A very simple form of device comprising a twin card holder with septum and handle. Its method of use always involved tilting the distal end upwards or downwards depending upon whether esophoria or exophoria was being treated.
Surviving examples of this device are often missing their coloured filters. A small red spotlight was situated in the centre of the scale and an eye looking through the red filter would see only this light and an eye looking through a blue/green filter see only the scale. A patient with heterophoria would see the spotlight apparently out of position and this could be plotted on the scale. The device only functioned correctly if held constantly at the exact distance of 33.3cm away.
Turville Near Balance Unit (NBU)
This device, also called the Turville Near Reflector (TNR), was for testing visual and other binocular functions from a distance of circa 37cm. Our example was manufactured by Barr & Stroud in Scotland, but more than one Glasgow firm put its name to examples. The 1969 Patent No. 1155597, originally taken out by Scott & Madill Ltd with reference to the apexed mirror, applies. The price of the instrument in the mid 20th century was £37.10.0. including one set of eight test cards.
Worth's 4-Dot Binocular Vision Test
Finally a note of warning...prototypes (or for that matter instruments supplied to the market for professional use) have not always been sophisticated. This hand-held near vision test is in fact an 'Ever Ready' bicycle lamp battery pack with four colour filters mounted. (One white, one red, two green). The patient would have been asked to hold the test unit at reading distance from his or her face.
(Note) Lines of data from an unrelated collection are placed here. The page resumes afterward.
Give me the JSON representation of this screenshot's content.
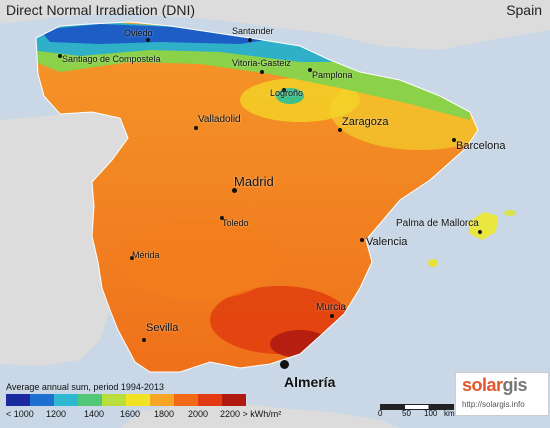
{
  "title": "Direct Normal Irradiation (DNI)",
  "country": "Spain",
  "legend": {
    "title": "Average annual sum, period 1994-2013",
    "ticks": [
      "< 1000",
      "1200",
      "1400",
      "1600",
      "1800",
      "2000",
      "2200 > kWh/m²"
    ],
    "colors": [
      "#1a2a9e",
      "#1f6fd0",
      "#2fb8d2",
      "#52c777",
      "#b9de3c",
      "#f2e224",
      "#f6a524",
      "#f26a17",
      "#e23a10",
      "#b01a10"
    ]
  },
  "cities": [
    {
      "name": "Oviedo",
      "size": "small"
    },
    {
      "name": "Santander",
      "size": "small"
    },
    {
      "name": "Santiago de Compostela",
      "size": "small"
    },
    {
      "name": "Vitoria-Gasteiz",
      "size": "small"
    },
    {
      "name": "Pamplona",
      "size": "small"
    },
    {
      "name": "Logroño",
      "size": "small"
    },
    {
      "name": "Valladolid",
      "size": "small"
    },
    {
      "name": "Zaragoza",
      "size": "medium"
    },
    {
      "name": "Barcelona",
      "size": "medium"
    },
    {
      "name": "Madrid",
      "size": "large"
    },
    {
      "name": "Toledo",
      "size": "small"
    },
    {
      "name": "Palma de Mallorca",
      "size": "medium"
    },
    {
      "name": "Valencia",
      "size": "medium"
    },
    {
      "name": "Mérida",
      "size": "small"
    },
    {
      "name": "Murcia",
      "size": "small"
    },
    {
      "name": "Sevilla",
      "size": "medium"
    },
    {
      "name": "Almería",
      "size": "highlight"
    }
  ],
  "logo": {
    "solar": "solar",
    "gis": "gis",
    "url": "http://solargis.info"
  },
  "scale": {
    "labels": [
      "0",
      "50",
      "100",
      "km"
    ]
  }
}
Worth's test was invented in 1903 but the hand-held version appeared in 1955 when AIM was the first company to convert a bicycle lamp. Clement Clarke supplied the pictured version of this instrument with two hoods (the Worth 4-dot and a duochrome test). The patient would hold the instrument at the reading distance whilst wearing diplopia goggles. Correctly set-up, the 4 dots are in diamond formation with red at the top, white below and green lateral filters. A patient wearing a red goggle over the right eye would see all four lights if possessing binocular vision or five (!) if diplopic. Rotating the hood served as a malingerer's test.